Background: Adrenaline is routinely administered during cardiac arrest resuscitation. Using a novel murine model of cardiac arrest, this study evaluates the effects of adrenaline use on survival and end-organ injury. Methods: A total of 58 mice, including cardiac arrest (CA) and sham (SHAM) groups received intravenous potassium chloride either as a bolus (CA) or slow infusion (SHAM), inducing ECG-confirmed asystole (in CA only) for 4-minutes prior to intravenous adrenaline (+ADR;250 ul, 32 ug/ml) or saline (-ADR;250 ul) and manual chest compressions (300 BPM) for 4-minutes. Mice with return of spontaneous circulation (ROSC) were assessed at 24- or 72-h timepoints. Results: Among animals that underwent CA, rates of ROSC (n = 21 (95 %) vs n = 14 (82 %), P = 0.18) and survival to the planned endpoint (n = 11 (50 %) vs n = 12 (71 %), P= 0.19) were similar when comparing those treated with (CA+ADR) and without (CA-ADR) adrenaline. However, in CA animals that initially achieved ROSC, subsequent mortality was approximately 3-fold greater with adrenaline treatment (48 % vs 14 %, P = 0.042). Among SHAM animals, adrenaline use had no impact on survival rates or other endpoints. Greater myocardial injury occurred in CA +ADR vs CA-ADR, with increased Hs-Troponin levels measured at 24- (26.0 +/- 0.9 vs 9.4 +/- 5.3 ng/mL, P = 0.015) and 72-h (20.9 +/- 8.3 vs 5.0 +/- 2.4 ng/mL, P = 0.012), associated with increased expression of pro-inflammatory and fibrotic genes within cardiac and renal tissue. Conclusion: Adrenaline did not improve ROSC or overall survival but following successful ROSC, its use resulted in 3-fold greater mortality rates. Adrenaline was also associated with increased myocardial injury, end-organ inflammation, and fibrosis.

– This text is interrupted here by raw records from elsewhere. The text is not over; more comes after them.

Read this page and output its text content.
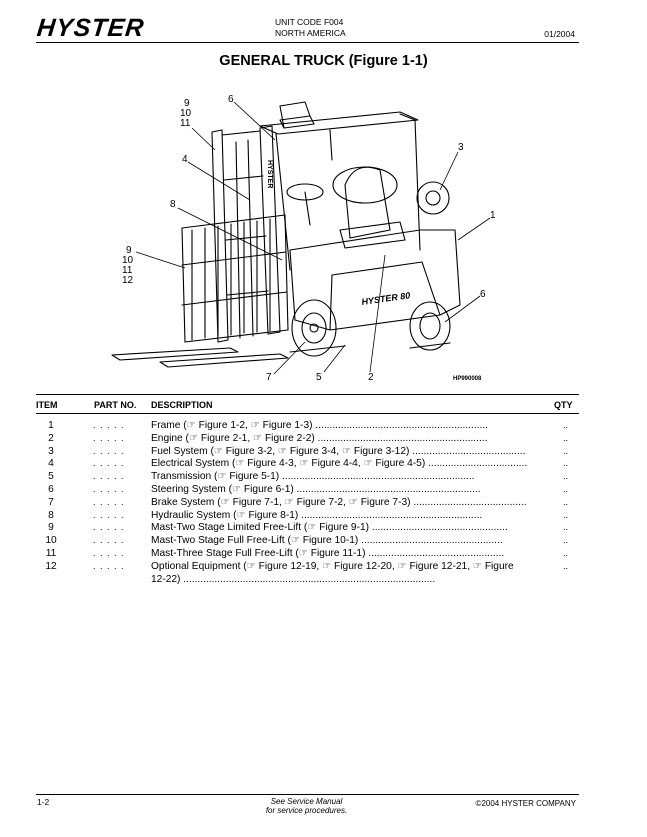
HYSTER	UNIT CODE F004
NORTH AMERICA	01/2004
GENERAL TRUCK (Figure 1-1)
HYSTER 80
HYSTER
9
10
11
6
3
4
1
8
9
10
11
12
6
7	5	2	HP990008
ITEM	PART NO. DESCRIPTION	QTY
1	. . . . .	Frame (☞ Figure 1-2, ☞ Figure 1-3) .............................................................	..
2	. . . . .	Engine (☞ Figure 2-1, ☞ Figure 2-2) ............................................................	..
3	. . . . .	Fuel System (☞ Figure 3-2, ☞ Figure 3-4, ☞ Figure 3-12) ........................................	..
4	. . . . .	Electrical System (☞ Figure 4-3, ☞ Figure 4-4, ☞ Figure 4-5) ...................................	..
5	. . . . .	Transmission (☞ Figure 5-1) ....................................................................	..
6	. . . . .	Steering System (☞ Figure 6-1) .................................................................	..
7	. . . . .	Brake System (☞ Figure 7-1, ☞ Figure 7-2, ☞ Figure 7-3) ........................................	..
8	. . . . .	Hydraulic System (☞ Figure 8-1) ................................................................	..
9	. . . . .	Mast-Two Stage Limited Free-Lift (☞ Figure 9-1) ................................................	..
10	. . . . .	Mast-Two Stage Full Free-Lift (☞ Figure 10-1) ..................................................	..
11	. . . . .	Mast-Three Stage Full Free-Lift (☞ Figure 11-1) ................................................	..
12	. . . . .	Optional Equipment (☞ Figure 12-19, ☞ Figure 12-20, ☞ Figure 12-21, ☞ Figure
12-22) .........................................................................................
..
1-2	See Service Manual
for service procedures.
©2004 HYSTER COMPANY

These findings underscore the need for further preclinical evaluation of alternate pharmacologic adjuncts for cardiopulmonary resuscitation that improve survival and limit end-organ injury.

Automated summary

This study evaluated the effects of adrenaline use during cardiac arrest resuscitation, and found that it did not improve survival rates. In fact, following successful return of spontaneous circulation, the use of adrenaline led to significantly higher mortality rates. Additionally, adrenaline was associated with increased myocardial injury, organ inflammation, and fibrosis. These findings highlight the need for further research on alternative pharmacologic adjuncts for cardiopulmonary resuscitation to improve survival and reduce organ injury.